About a year ago, I happened upon this statement about the Monitor in the Harvard Business Review – under the charming heading of “do things that don’t interest you”:

“Many things that end up” being meaningful, writes social scientist Joseph Grenny, “have come from conference workshops, articles, or online videos that began as a chore and ended with an insight. My work in Kenya, for example, was heavily influenced by a Christian Science Monitor article I had forced myself to read 10 years earlier. Sometimes, we call things ‘boring’ simply because they lie outside the box we are currently in.”

If you were to come up with a punchline to a joke about the Monitor, that would probably be it. We’re seen as being global, fair, insightful, and perhaps a bit too earnest. We’re the bran muffin of journalism.

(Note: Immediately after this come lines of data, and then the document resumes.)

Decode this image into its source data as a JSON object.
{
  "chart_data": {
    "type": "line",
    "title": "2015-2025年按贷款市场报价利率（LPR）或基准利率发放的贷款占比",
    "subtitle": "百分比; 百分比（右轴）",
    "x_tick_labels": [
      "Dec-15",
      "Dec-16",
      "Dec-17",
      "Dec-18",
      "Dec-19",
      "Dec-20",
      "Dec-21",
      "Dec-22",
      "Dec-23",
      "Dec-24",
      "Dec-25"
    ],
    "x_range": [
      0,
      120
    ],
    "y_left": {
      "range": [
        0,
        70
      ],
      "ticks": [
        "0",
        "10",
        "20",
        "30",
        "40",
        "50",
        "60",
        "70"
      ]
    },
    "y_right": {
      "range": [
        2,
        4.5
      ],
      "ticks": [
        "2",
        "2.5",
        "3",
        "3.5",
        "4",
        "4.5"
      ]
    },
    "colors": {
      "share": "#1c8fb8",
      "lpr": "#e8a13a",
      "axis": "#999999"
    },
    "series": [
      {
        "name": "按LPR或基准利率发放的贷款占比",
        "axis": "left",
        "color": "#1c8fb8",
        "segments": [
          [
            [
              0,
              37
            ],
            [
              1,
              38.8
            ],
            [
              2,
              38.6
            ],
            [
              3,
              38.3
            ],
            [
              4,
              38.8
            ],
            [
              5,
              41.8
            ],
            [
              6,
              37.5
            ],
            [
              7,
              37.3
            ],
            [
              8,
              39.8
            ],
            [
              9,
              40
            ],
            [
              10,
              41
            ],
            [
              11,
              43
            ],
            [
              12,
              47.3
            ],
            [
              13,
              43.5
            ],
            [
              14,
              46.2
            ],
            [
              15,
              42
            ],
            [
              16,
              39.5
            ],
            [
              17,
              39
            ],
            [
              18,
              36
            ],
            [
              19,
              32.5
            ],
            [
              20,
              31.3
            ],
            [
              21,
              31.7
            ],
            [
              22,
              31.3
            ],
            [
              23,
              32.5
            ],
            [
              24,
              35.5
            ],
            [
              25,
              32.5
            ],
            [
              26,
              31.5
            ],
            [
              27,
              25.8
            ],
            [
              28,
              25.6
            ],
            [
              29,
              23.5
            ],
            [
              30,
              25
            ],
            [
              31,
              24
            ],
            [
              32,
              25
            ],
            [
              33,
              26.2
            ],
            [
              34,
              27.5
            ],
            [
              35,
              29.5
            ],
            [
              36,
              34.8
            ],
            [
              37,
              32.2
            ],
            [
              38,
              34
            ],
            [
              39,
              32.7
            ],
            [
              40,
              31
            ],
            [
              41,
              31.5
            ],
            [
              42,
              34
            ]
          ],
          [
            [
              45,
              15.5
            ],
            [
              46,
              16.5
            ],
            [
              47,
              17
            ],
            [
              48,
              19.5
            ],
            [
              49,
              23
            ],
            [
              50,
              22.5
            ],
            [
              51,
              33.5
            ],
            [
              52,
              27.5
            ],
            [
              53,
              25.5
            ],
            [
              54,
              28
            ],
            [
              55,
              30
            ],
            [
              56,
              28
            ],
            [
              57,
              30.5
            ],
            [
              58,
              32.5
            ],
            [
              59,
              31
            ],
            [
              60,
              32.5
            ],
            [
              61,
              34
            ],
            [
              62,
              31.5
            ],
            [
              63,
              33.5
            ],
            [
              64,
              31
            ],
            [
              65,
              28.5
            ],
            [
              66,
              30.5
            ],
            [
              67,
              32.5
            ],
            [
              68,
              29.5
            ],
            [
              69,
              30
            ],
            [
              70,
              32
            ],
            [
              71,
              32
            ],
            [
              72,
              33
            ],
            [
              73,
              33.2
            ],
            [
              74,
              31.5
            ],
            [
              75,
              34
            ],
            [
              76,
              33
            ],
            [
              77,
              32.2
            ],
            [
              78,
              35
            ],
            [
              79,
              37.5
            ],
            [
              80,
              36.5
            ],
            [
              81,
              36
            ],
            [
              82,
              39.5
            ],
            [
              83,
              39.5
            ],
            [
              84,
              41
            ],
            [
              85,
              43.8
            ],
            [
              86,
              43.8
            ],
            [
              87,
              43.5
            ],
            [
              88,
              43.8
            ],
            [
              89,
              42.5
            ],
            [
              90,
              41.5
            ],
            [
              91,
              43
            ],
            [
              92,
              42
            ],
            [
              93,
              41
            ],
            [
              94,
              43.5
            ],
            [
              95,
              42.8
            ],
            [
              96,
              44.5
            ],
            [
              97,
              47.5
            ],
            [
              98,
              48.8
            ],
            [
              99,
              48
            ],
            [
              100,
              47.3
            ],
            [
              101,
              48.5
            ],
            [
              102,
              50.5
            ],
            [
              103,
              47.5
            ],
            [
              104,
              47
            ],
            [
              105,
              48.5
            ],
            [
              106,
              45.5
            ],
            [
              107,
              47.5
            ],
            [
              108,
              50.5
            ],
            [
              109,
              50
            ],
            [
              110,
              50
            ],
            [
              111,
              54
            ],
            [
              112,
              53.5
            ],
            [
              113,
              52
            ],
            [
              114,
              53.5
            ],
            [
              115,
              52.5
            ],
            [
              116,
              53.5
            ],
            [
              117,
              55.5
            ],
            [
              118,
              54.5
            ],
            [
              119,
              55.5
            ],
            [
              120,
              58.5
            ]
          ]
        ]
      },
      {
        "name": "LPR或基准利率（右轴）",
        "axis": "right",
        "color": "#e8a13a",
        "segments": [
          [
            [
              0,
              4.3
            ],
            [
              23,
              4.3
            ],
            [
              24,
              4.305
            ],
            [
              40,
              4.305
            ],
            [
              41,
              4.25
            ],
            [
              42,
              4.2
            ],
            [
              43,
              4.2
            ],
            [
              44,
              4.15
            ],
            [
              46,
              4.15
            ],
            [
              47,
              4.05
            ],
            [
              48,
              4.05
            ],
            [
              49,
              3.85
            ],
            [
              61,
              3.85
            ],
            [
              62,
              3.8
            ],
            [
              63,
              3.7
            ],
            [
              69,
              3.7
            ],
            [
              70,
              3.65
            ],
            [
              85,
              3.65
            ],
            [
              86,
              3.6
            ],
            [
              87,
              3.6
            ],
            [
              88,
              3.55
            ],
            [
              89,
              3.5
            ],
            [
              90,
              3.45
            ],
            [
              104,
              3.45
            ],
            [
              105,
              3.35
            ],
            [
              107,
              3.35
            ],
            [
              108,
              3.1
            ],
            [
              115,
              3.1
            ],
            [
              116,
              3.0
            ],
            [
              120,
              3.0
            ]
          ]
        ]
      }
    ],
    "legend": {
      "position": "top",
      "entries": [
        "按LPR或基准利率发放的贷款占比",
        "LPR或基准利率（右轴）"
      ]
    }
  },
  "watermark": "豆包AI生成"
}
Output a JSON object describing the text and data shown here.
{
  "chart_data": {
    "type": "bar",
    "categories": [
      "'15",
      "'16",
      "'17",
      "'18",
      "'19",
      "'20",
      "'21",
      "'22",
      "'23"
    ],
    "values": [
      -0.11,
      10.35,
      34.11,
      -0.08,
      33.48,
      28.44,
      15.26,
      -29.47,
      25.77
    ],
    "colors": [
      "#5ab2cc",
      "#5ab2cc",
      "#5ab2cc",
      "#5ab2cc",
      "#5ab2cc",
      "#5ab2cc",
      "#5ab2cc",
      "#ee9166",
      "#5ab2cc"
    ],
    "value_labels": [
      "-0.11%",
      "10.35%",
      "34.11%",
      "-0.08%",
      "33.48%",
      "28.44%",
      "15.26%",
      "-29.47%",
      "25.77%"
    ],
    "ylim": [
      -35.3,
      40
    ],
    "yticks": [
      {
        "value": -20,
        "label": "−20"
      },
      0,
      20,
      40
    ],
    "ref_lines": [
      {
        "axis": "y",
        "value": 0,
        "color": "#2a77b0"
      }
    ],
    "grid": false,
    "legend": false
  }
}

But you know what? We change lives. And I’m going to argue that we change lives precisely because we force open that too-small box that most human beings think they live in.

The Monitor is a peculiar little publication that’s hard for the world to figure out. We’re run by a church, but we’re not only for church members and we’re not about converting people. We’re known as being fair even as the world becomes as polarized as at any time since the newspaper’s founding in 1908.

We have a mission beyond circulation, we want to bridge divides. We’re about kicking down the door of thought everywhere and saying, “You are bigger and more capable than you realize. And we can prove it.”